VANCOUVER… The budget leader for Senate Republicans says today’s positive news about state revenue growth is offset by the continued rise in Washington gas prices and the added pain many Washington workers are about to feel from the state’s new payroll tax.
Sen. Lynda Wilson, R-Vancouver, is chair of the state Economic and Revenue Forecast Council, which met this morning to adopt the second of the state’s quarterly revenue forecasts for 2023. The forecast indicates state government will end the 2021-23 fiscal cycle on July 1 with $335 million more than expected. The 2023-25 biennium, which begins Sunday, looks to be ahead by $287 million since the year’s first forecast in March.
Following the meeting she offered this assessment:
“While this is literally a positive forecast, I see a lot of reason to remain cautious. The predicted uptick seems to be driven more by estimated returns from the new capital-gains income tax, instead of normal economic activity.
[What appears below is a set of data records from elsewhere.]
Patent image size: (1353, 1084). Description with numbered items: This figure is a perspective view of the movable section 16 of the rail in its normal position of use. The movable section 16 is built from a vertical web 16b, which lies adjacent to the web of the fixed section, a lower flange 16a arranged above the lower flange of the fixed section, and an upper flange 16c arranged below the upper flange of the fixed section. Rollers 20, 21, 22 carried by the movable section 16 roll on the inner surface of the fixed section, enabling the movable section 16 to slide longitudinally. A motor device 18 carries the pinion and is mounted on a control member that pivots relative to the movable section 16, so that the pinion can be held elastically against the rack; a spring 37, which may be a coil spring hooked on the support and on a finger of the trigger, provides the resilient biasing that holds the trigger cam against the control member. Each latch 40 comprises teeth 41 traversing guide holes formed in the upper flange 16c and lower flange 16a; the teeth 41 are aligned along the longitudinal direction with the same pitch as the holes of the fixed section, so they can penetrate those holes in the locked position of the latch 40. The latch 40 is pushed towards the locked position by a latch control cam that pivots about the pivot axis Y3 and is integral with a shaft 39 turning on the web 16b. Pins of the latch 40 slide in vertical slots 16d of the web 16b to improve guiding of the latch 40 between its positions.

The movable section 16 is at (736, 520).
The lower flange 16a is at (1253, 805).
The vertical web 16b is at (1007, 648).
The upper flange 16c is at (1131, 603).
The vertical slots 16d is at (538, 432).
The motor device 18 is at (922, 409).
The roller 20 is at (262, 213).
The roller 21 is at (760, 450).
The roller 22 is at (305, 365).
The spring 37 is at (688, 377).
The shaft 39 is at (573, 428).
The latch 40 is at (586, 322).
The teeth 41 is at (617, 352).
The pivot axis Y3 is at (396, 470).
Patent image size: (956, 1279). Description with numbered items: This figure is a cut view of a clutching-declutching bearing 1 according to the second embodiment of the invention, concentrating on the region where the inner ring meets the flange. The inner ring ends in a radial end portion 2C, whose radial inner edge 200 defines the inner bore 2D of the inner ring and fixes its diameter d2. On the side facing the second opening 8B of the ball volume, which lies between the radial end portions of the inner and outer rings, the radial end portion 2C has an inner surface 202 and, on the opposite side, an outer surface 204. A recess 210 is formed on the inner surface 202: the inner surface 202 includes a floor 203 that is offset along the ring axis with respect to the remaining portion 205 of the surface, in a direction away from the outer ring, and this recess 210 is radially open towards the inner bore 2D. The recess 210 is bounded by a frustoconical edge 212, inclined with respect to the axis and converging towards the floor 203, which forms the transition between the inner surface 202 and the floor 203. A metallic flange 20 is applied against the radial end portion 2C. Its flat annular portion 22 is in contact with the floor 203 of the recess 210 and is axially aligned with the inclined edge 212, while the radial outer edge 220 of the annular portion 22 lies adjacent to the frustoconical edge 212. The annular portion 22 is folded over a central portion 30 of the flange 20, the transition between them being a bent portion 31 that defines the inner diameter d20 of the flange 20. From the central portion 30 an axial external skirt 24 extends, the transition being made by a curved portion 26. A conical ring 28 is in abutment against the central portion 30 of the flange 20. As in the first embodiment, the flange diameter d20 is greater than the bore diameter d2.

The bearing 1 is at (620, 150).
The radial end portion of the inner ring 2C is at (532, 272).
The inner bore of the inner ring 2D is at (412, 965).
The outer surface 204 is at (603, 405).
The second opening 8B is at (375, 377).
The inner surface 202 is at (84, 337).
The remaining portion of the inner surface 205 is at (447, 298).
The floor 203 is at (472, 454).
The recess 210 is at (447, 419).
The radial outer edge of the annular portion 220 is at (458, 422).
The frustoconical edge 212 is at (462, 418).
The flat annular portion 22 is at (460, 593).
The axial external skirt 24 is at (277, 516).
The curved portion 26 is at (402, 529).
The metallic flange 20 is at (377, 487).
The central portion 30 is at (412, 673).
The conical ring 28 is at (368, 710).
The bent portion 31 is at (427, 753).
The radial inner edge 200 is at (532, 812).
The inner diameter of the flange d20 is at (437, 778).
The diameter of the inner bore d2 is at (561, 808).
It was acknowledged today that the final capital-gains numbers may prompt a downward adjustment once they come in, a few months from now.
“Let’s remember also that revenue from income taxes is less predictable, and this tax was upheld by the court only recently. Going forward I would expect people will make more effort to reduce their exposure to it. That is especially true if members of the current majority keep looking to expand the capital-gains tax, as some have already proposed.
“My concern today is less about state government’s financial condition than the hardships being inflicted on families and employers of Washington because their state now has the highest gas prices in the nation. Anyone with the slightest grasp of economics had to know that forcing companies to buy ‘carbon allowances’ from the state would eventually hit consumers. Eight western Washington counties are averaging over $5 per gallon for unleaded regular today, according to AAA, and more are close to crossing the $5 line.
“On top of that, many Washington workers are about to lose money to a payroll deduction, for a state-run long-term care program that will benefit them relatively little if at all. After Saturday, this tax will mean even less take-home pay to put toward necessities like gasoline and other forms of energy, along with food and housing.
“Republicans keep calling attention to the affordability crisis in our state, but unfortunately we seem to be alone in wanting to offer even temporary tax relief that could ease the cost of living here. Instead, the people of Washington are getting another one-two punch courtesy of the Democrats and their government-first approach.”